2. Update initializer_prompt.md

Output path: $ARGUMENTS/prompts/initializer_prompt.md

If the output directory has an existing initializer_prompt.md, read it and update the feature count. If not, copy from .claude/templates/initializer_prompt.template.md first, then update.

Update the feature count references to match the derived count from Phase 4L:

  • Line containing "create ... test cases" - update to the derived feature count
  • Line containing "Minimum ... features" - update to the derived feature count

Note: You do NOT need to update coding_prompt.md - the coding agent works through features one at a time regardless of total count.


AFTER FILE GENERATION: NEXT STEPS

Once files are generated, tell the user what to do next:

"Your specification files have been created in $ARGUMENTS/prompts/!

Files created:

  • $ARGUMENTS/prompts/app_spec.txt
  • $ARGUMENTS/prompts/initializer_prompt.md

Next step: Type /exit to exit this Claude session. The autonomous coding agent will start automatically.

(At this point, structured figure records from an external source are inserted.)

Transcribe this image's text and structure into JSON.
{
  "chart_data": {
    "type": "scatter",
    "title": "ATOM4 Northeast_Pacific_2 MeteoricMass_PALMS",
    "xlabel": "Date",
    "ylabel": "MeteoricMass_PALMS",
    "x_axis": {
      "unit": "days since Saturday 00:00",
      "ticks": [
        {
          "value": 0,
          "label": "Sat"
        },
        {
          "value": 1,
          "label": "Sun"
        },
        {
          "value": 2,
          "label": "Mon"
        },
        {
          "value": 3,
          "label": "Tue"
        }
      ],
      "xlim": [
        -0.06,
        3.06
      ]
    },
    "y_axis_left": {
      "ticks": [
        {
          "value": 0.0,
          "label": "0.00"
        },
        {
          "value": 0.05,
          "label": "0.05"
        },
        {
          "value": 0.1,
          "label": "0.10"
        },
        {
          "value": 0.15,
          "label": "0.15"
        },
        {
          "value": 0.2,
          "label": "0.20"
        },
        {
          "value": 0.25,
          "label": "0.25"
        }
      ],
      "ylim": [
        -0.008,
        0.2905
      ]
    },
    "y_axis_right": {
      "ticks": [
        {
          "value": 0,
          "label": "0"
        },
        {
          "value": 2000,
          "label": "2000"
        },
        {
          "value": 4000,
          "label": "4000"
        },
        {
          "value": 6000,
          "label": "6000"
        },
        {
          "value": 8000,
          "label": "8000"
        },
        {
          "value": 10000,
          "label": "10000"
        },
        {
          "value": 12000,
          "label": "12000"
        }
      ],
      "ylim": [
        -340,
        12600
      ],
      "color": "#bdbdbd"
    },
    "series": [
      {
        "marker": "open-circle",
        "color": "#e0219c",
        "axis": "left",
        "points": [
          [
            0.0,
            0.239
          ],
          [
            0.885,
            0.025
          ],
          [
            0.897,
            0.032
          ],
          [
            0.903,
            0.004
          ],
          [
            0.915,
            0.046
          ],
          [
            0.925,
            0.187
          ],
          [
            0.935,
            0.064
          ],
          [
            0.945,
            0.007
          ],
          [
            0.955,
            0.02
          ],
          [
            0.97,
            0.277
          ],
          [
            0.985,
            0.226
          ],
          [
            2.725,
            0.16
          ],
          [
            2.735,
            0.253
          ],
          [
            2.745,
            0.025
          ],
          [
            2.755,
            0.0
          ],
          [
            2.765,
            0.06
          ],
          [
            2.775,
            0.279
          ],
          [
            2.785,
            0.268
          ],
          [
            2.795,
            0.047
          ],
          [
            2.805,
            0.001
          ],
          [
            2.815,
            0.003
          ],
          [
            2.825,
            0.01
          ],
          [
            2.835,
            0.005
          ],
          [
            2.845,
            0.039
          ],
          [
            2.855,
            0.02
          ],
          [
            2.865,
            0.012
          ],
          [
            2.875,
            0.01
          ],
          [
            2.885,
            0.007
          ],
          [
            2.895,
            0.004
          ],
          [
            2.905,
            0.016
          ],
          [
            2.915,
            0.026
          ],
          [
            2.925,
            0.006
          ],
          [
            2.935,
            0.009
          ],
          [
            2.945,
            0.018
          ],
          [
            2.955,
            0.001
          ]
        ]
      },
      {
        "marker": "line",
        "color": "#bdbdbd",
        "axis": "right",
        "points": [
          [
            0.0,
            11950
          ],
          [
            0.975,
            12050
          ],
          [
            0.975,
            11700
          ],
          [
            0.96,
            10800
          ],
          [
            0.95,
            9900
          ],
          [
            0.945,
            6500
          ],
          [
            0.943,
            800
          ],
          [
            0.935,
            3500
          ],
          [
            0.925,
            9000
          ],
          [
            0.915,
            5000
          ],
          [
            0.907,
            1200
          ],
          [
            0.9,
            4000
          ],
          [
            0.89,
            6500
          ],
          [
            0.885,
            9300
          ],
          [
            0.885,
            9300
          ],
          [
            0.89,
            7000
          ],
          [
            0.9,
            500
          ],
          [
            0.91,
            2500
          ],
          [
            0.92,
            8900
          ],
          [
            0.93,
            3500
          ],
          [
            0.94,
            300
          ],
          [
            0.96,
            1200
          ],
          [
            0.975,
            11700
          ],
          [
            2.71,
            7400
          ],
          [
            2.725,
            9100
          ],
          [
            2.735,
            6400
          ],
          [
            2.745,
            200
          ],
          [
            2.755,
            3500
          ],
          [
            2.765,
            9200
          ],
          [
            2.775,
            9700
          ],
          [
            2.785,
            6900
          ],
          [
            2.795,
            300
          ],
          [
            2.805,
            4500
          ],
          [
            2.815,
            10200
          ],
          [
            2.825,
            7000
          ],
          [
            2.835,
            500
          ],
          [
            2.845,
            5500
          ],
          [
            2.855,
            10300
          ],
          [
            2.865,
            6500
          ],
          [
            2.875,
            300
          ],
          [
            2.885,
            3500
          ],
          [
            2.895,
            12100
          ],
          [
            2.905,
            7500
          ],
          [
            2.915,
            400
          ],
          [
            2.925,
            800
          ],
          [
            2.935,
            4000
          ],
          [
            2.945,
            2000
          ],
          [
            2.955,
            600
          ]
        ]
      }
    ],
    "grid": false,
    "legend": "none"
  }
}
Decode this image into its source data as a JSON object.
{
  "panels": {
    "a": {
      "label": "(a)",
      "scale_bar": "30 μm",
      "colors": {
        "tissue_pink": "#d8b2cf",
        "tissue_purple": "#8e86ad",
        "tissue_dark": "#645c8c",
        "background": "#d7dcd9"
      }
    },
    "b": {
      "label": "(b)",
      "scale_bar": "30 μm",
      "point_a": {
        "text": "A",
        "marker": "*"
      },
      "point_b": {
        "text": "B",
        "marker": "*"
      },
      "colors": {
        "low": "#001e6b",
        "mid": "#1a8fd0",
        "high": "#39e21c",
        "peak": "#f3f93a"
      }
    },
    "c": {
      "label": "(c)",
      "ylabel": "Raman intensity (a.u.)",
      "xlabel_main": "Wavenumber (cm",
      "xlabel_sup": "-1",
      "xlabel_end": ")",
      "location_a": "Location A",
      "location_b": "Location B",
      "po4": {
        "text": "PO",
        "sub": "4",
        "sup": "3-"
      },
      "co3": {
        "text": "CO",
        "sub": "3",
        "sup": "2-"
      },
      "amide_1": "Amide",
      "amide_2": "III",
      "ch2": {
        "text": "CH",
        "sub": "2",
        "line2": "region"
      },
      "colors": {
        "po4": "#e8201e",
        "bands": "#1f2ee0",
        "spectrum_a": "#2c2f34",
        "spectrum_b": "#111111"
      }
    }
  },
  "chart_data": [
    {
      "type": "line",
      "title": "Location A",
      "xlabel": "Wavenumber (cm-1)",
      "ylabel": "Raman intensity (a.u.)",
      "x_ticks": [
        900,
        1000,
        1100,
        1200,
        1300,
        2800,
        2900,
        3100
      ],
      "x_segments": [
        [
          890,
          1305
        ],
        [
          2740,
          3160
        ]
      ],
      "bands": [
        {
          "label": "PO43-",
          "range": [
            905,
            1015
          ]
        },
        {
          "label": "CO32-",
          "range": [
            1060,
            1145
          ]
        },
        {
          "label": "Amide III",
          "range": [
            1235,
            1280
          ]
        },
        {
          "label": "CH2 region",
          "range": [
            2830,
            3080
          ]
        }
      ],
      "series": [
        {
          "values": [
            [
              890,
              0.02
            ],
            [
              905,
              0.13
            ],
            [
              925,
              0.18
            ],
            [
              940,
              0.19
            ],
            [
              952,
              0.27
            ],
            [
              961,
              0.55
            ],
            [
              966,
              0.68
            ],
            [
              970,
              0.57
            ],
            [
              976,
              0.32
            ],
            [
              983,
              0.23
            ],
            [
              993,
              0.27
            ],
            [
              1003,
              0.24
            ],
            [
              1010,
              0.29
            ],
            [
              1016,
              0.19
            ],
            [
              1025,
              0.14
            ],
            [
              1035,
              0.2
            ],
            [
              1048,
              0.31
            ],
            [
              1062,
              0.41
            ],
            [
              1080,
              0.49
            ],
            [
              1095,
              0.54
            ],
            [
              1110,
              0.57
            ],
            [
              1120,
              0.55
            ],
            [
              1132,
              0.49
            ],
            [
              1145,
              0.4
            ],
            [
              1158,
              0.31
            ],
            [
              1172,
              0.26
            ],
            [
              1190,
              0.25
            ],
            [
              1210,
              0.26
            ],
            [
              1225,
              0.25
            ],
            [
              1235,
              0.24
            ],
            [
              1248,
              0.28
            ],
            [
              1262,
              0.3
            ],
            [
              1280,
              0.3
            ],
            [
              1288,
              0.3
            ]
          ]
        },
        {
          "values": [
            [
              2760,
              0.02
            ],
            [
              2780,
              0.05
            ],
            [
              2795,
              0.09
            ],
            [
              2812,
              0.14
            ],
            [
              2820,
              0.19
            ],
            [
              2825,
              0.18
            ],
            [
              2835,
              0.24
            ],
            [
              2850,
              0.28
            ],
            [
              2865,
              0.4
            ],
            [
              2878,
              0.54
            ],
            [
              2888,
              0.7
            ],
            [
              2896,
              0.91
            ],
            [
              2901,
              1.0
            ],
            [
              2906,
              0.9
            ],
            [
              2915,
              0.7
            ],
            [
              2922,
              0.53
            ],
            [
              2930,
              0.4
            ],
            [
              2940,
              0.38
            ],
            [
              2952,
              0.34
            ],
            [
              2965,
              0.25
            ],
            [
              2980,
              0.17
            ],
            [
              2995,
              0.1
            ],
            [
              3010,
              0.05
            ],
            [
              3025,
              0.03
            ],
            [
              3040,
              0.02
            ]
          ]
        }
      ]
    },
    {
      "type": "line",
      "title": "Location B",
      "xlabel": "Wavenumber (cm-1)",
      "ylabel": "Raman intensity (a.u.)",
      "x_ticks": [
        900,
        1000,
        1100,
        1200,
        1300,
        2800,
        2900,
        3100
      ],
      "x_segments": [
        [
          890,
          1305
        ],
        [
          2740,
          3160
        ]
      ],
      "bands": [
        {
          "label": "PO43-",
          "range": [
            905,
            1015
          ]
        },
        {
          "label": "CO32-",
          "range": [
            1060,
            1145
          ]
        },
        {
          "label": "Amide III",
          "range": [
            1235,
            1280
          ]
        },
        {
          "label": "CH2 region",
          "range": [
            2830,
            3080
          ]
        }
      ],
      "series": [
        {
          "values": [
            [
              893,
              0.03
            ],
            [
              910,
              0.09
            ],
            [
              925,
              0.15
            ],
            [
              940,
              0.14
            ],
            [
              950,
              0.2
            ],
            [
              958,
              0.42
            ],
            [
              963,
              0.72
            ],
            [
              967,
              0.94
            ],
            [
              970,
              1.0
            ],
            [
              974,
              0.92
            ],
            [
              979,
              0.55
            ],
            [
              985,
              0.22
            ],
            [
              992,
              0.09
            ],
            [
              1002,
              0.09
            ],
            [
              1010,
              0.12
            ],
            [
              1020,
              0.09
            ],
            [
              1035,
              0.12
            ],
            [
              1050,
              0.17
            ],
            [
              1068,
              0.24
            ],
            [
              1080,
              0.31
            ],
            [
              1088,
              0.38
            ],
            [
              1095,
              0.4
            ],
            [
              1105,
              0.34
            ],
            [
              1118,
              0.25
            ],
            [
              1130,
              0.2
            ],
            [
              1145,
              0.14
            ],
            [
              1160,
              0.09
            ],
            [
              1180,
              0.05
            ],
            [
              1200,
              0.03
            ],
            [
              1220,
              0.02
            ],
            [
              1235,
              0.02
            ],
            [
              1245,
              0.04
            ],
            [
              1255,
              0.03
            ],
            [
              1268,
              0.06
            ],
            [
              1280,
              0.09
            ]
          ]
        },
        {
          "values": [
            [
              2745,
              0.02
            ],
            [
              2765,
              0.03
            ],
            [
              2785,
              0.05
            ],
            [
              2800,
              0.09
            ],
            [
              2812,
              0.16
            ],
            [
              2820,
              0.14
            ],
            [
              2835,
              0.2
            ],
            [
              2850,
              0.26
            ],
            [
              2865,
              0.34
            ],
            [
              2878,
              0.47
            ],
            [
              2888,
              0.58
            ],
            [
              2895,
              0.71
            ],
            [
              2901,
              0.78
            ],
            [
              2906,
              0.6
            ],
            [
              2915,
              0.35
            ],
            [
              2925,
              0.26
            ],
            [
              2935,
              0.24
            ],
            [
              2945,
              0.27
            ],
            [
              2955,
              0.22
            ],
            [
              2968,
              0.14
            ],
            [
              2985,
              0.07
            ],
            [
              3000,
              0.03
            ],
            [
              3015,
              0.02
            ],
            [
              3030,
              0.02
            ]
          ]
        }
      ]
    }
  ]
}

Important timing expectations:

  • First session: The agent generates features in the database. This takes several minutes.
  • Subsequent sessions: Each coding iteration takes 5-15 minutes depending on complexity.
  • Full app: Building all [X] features will take many hours across multiple sessions.

Controls:

  • Press Ctrl+C to pause the agent at any time
  • Run start.bat (Windows) or ./start.sh (Mac/Linux) to resume where you left off"

Replace [X] with their feature count.


IMPORTANT REMINDERS

  • Meet users where they are: Not everyone is technical. Ask about what they want, not how to build it.
  • Quick Mode is the default: Most users should be able to describe their app and let you handle the technical details.
  • Derive, don't interrogate: For non-technical users, derive database schema, API endpoints, and architecture from their feature descriptions. Don't ask them to specify these.
  • Use plain language: Instead of "What entities need CRUD operations?", ask "What things can users create, edit, or delete?"
  • Be thorough on features: This is where to spend time. Keep asking follow-up questions until you have a complete picture.
  • Derive feature count, don't guess: After gathering requirements, tally up testable features yourself and present the estimate. Don't use fixed tiers or ask users to guess.
  • Validate before generating: Present a summary including your derived feature count and get explicit approval before creating files.

BEGIN

Start by greeting the user warmly. Ask ONLY the Phase 1 questions:

"Hi! I'm here to help you create a detailed specification for your app.

Let's start with the basics:

  1. What do you want to call this project?
  2. In your own words, what are you building?
  3. Who will use it - just you, or others too?"

STOP HERE and wait for their response. Do not ask any other questions yet. Do not use AskUserQuestion yet. Just have a conversation about their project basics first.

After they respond, acknowledge what they said, then move to Phase 2.